Just as we both had known it would.
HIS GRANDFATHER WAS KNOWN AS BIG DON,
his father as Mr. Donald. Thus was Donald Baker III instantly and ubiquitously called Donny. His diploma from Brookings Harbor High School in Curry County was issued to “Donny Baker III.” In sum, under every circumstance, from infancy forward, the man was known by a diminutive.
Big Don had been a logger, rough-skinned and hard-knuckled. Mr. Donald, whose aptitude with numbers exceeded his skillfulness with an axe, operated a modest but successful accounting firm. Mr. Donald’s wife was a homemaker whose pies won enough blue ribbons in local fairs to merit a brief profile, complete with apron-clad photo, in the Saturday “Home and Hearth” section of the
Brookings-Harbor Pilot
newspaper.
Donny’s early years left a negligible mark on the public record. Born in 1924, he was of prime age for military service in 1942. Yet there is no evidence that he sought to enlist in any branch of the armed forces, nor that he suffered any malady that would have precluded enlistment. He served in Civil Defense but was mustered out of that organization after six months for reasons that remain undocumented.
When the state forestry department established a civilian safety program in the wake of the Tillamook Burn—the aforementioned Advance Warning System—Donny found his calling. In early 1942, a supervisor’s letter supporting his promotion to “assistant area manager for fire prevention” asserted that Donny’s “agility in the backcountry, as a result of hunting since childhood, befits him for modest personnel oversight responsibilities including on-the-ground involvement.”
Which is to say that Donny Baker III patrolled the woods and hiked from tower to tower carrying not only binoculars, an axe, and a shovel, but also at all times a rifle. Brookings retailers recall that he was partial to Winchesters.
ON SEPTEMBER 9, 1942,
Donny was not scheduled for duty until nine
A.M.
Informed of Soga’s attack by his hunting buddy Howard Gardner, however, Donny dispatched a fire crew to the first bomb’s landing site by 8:45.
Four miles from the nearest logging road, the fire struck a remote area with steep embankments. Donny must have been in his element, however, for he reached the scene by noon—and well before the army. His later report boasted that the blaze was extinguished by two
P.M.
Total acres consumed: three.
If the day’s work had ended there, it would have been an unmitigated success for Donny Baker III. Instead, he nearly managed to get himself and his firemen killed.
An army patrol, approaching the scene that afternoon, heard shots in their direction. When they returned the volley, shouts from the fire team identified the source of the initial rounds as the sole crewman to carry a weapon. Army records indicate that Donny Baker III had thought Japanese troops were about to ambush his crew.
By the evening of September 9, Donny had returned to the Driscoll Hotel, where, still dressed in smoke-scented clothes, he held forth on the attack and his crew’s backcountry firefighting prowess.
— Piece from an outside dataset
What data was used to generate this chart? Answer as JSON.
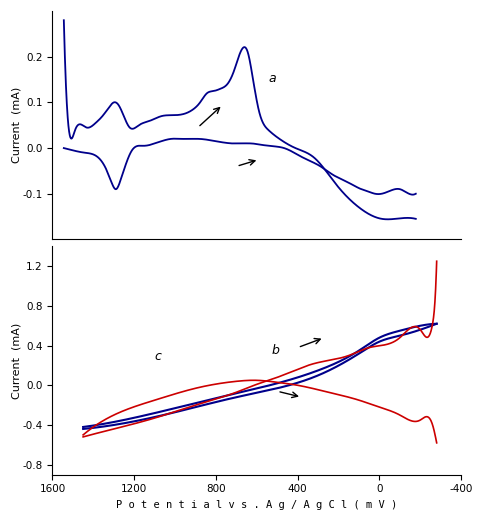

Moreover, he displayed fragments of the bomb, announcing that in coming days they would be for sale to the highest bidder.
Instead, the following morning, Donny was detained for questioning by investigators with the 174th Infantry. The record does not contain the officers’ names, but Donny later remarked that the two men were “tall and humorless.”
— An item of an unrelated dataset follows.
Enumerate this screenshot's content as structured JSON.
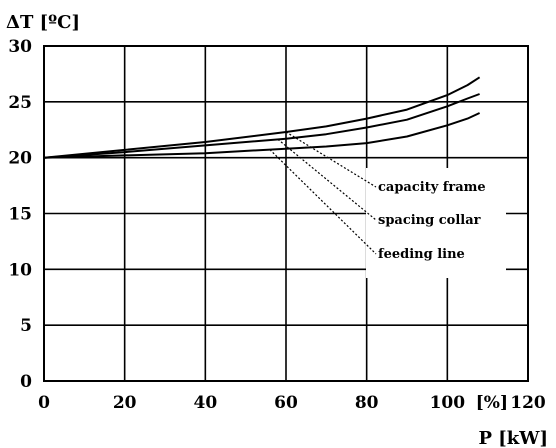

While presumably aware that Donny owned other weapons, the investigators deemed the rifle with which he had fired at the troops to be evidentiary, and confiscated it. They also directed that he be immediately discharged from the fire service for interfering with military evidence. As a final insult, they impounded his bomb fragments.
Following that intervention, Donny vanished from the public record of the 1940s. Civilian or otherwise, he would have no further role in World War II.
That December, a senior army staffer made the fragments into a pen holder, which he gave to a general as a Christmas gift.